Predictors of EQ-5D-5L Utility
Table 3 displays the post-Lasso OLS regression results along with E-values for the point estimates and their confidence interval limits closer to the null. As expected, ages 25 years and older are significantly associated (p<0.05) with higher EQ-5D-5L utility relative to ages 18-24. Compared to males, transgender persons have significantly lower utility scores, whereas females differ non-significantly from males. These differences by gender are driven by the anxiety and depression dimension (Supplemental Figure 1). Native Hawaiian/Pacific Islander is significantly associated with lower utility compared to being White, whereas all other race groups differ non-significantly from whites; Hispanic ethnicity is also significantly associated with lower utility, as is being married or living alone, compared to being single. Those who are underweight also report significantly worse utility than those with normal BMI; as with gender, this is driven mainly by anxiety/depression (Supplemental Figure 2).

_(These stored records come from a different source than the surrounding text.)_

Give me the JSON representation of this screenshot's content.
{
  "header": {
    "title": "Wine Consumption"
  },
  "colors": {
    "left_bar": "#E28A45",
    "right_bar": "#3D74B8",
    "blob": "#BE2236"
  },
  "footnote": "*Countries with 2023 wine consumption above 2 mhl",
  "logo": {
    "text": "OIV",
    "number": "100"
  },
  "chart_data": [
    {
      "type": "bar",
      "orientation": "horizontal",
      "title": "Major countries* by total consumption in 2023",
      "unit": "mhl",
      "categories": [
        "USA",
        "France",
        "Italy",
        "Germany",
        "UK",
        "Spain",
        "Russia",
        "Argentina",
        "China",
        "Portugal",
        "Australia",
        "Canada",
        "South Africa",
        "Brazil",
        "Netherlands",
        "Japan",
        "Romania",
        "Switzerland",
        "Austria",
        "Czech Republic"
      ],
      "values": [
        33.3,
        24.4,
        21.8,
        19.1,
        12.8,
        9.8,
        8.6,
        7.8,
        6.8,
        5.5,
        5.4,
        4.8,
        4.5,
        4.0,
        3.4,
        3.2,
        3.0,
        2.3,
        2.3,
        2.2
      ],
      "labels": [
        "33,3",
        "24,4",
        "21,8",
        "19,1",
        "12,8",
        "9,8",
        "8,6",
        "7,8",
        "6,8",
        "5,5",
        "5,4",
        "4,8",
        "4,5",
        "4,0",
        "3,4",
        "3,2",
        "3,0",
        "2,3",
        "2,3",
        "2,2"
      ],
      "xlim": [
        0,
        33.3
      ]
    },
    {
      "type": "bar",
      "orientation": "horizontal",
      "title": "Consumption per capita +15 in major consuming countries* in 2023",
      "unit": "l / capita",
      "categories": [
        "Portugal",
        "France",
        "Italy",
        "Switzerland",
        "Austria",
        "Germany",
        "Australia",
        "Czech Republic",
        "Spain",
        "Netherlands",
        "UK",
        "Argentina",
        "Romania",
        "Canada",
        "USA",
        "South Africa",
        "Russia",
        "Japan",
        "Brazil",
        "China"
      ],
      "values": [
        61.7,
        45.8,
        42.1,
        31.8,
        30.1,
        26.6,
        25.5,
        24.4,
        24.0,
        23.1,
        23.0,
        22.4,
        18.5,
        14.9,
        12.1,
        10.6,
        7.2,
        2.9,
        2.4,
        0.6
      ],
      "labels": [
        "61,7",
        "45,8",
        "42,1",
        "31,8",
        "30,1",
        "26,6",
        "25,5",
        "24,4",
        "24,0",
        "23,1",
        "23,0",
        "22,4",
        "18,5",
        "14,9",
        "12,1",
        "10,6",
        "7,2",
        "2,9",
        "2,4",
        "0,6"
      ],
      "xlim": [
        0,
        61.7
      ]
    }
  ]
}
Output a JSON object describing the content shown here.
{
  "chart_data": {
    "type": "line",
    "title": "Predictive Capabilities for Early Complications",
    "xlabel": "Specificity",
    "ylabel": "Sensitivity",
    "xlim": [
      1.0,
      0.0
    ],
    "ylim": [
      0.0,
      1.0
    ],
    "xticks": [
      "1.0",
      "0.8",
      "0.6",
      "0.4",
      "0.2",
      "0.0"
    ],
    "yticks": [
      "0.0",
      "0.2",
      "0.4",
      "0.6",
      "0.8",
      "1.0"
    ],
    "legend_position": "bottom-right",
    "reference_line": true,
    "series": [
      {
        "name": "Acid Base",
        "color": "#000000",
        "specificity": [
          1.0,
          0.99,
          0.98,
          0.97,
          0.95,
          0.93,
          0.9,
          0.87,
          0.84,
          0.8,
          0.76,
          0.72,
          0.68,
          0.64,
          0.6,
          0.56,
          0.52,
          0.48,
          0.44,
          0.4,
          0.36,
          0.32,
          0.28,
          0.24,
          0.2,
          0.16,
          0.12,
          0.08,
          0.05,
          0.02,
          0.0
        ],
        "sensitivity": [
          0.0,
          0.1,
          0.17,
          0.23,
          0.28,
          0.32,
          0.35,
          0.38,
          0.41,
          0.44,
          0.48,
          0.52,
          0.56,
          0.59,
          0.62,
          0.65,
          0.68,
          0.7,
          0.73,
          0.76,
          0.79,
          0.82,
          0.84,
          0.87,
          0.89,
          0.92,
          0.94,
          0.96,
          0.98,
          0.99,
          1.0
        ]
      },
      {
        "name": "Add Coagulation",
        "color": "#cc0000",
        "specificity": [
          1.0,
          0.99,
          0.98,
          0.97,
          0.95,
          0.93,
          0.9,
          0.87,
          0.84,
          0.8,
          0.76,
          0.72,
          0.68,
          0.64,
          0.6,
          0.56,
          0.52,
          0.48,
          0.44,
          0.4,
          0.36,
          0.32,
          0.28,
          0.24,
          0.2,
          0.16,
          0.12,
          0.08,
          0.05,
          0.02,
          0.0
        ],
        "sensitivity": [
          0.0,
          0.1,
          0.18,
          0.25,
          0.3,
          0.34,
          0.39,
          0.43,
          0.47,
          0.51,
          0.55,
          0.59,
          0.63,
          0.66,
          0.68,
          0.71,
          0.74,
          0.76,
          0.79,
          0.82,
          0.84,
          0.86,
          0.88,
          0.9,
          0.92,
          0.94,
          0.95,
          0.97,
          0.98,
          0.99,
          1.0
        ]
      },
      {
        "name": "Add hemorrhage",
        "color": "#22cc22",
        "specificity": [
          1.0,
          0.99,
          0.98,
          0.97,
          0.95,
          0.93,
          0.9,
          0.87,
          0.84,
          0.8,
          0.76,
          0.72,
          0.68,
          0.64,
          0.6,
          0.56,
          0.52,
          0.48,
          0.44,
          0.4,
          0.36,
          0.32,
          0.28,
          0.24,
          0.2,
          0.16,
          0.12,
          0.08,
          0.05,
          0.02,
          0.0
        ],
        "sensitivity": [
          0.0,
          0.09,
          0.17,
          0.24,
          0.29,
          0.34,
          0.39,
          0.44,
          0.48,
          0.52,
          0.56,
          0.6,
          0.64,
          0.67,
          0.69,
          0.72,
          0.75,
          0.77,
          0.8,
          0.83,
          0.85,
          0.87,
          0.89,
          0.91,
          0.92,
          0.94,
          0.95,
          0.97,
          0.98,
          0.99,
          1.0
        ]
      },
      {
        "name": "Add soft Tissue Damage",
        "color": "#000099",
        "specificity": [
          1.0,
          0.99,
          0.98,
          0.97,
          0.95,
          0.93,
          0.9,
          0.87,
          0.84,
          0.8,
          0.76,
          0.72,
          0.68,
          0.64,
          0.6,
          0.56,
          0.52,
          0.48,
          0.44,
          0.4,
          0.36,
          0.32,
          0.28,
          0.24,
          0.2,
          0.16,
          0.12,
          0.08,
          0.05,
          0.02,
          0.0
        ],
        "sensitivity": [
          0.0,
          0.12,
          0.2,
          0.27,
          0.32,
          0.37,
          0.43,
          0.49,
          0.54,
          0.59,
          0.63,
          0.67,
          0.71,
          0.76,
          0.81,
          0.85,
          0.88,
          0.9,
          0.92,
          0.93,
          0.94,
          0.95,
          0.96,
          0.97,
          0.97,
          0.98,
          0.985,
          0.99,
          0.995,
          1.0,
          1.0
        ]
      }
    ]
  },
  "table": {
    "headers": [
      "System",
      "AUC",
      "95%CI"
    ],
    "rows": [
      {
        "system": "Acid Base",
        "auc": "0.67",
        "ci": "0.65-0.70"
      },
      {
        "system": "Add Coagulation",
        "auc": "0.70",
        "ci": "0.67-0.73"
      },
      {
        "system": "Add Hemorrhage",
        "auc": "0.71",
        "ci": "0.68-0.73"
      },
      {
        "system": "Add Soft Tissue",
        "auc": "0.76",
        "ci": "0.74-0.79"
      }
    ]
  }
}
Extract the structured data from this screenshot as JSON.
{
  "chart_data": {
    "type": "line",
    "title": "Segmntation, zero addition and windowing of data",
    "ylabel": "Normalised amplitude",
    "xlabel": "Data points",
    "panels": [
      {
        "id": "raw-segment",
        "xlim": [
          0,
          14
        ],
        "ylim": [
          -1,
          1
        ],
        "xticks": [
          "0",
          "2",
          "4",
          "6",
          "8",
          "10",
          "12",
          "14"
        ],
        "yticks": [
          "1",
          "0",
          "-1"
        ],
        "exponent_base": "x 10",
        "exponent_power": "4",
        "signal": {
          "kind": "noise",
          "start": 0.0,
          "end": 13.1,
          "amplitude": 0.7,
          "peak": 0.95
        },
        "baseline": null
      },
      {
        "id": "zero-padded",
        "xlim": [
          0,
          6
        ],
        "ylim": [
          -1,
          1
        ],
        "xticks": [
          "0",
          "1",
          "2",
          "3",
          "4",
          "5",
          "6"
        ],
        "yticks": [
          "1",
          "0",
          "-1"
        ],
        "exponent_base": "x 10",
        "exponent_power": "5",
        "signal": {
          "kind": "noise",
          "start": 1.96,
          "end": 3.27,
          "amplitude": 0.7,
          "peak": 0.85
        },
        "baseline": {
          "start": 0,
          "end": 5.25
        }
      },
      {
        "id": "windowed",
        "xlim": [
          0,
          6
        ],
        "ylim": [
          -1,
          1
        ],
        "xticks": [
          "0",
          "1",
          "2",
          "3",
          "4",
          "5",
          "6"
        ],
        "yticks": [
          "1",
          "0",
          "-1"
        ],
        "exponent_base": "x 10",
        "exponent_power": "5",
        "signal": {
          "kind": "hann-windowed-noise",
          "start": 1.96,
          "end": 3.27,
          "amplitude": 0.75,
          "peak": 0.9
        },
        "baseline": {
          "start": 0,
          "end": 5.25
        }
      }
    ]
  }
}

Similarly, lower utility scores were reported among those with arthritis, diabetes, stroke, depression, and/or migraine, or a family member diagnosed with COVID-19. Lastly, the level of fear of the pandemic’s impact on personal health is negatively and significantly correlated with utility. Other than age, only income levels above $50,000 are associated with significant increases in utility compared to incomes <$20,000.
While using a machine-learning algorithm robustly estimates significant predictors of EQ-5D-5L utility, we also calculated E-values for each coefficient to quantify unmeasured confounding. Several of our model coefficients have significant p-values, but none have an E-value confidence limit greater than RR=2.5, suggesting that, conditional on our measured covariates, an unobserved confounder associated with both EQ-5D-5L utility and a given predictor by a relative risk factor of up to 2.5 could attenuate our estimated effects.28
Population QALY Loss
When extrapolated to the US population, we calculated an overall loss of 2.6 million QALYs compared to the pre-pandemic sample, a gain of 3.5 million QALYs compared to the online norm, and a loss of 8.4 million QALYs compared to the face-to-face norm. After dividing these values by life expectancy for each age group, we calculated an overall average gain of 18,385 lives at the expense of those aged 18-34. This was driven primarily by younger age groups, with average lives lost of 77,343 and 32,449 for 18-24 and 25-34 years old, respectively (Table 4).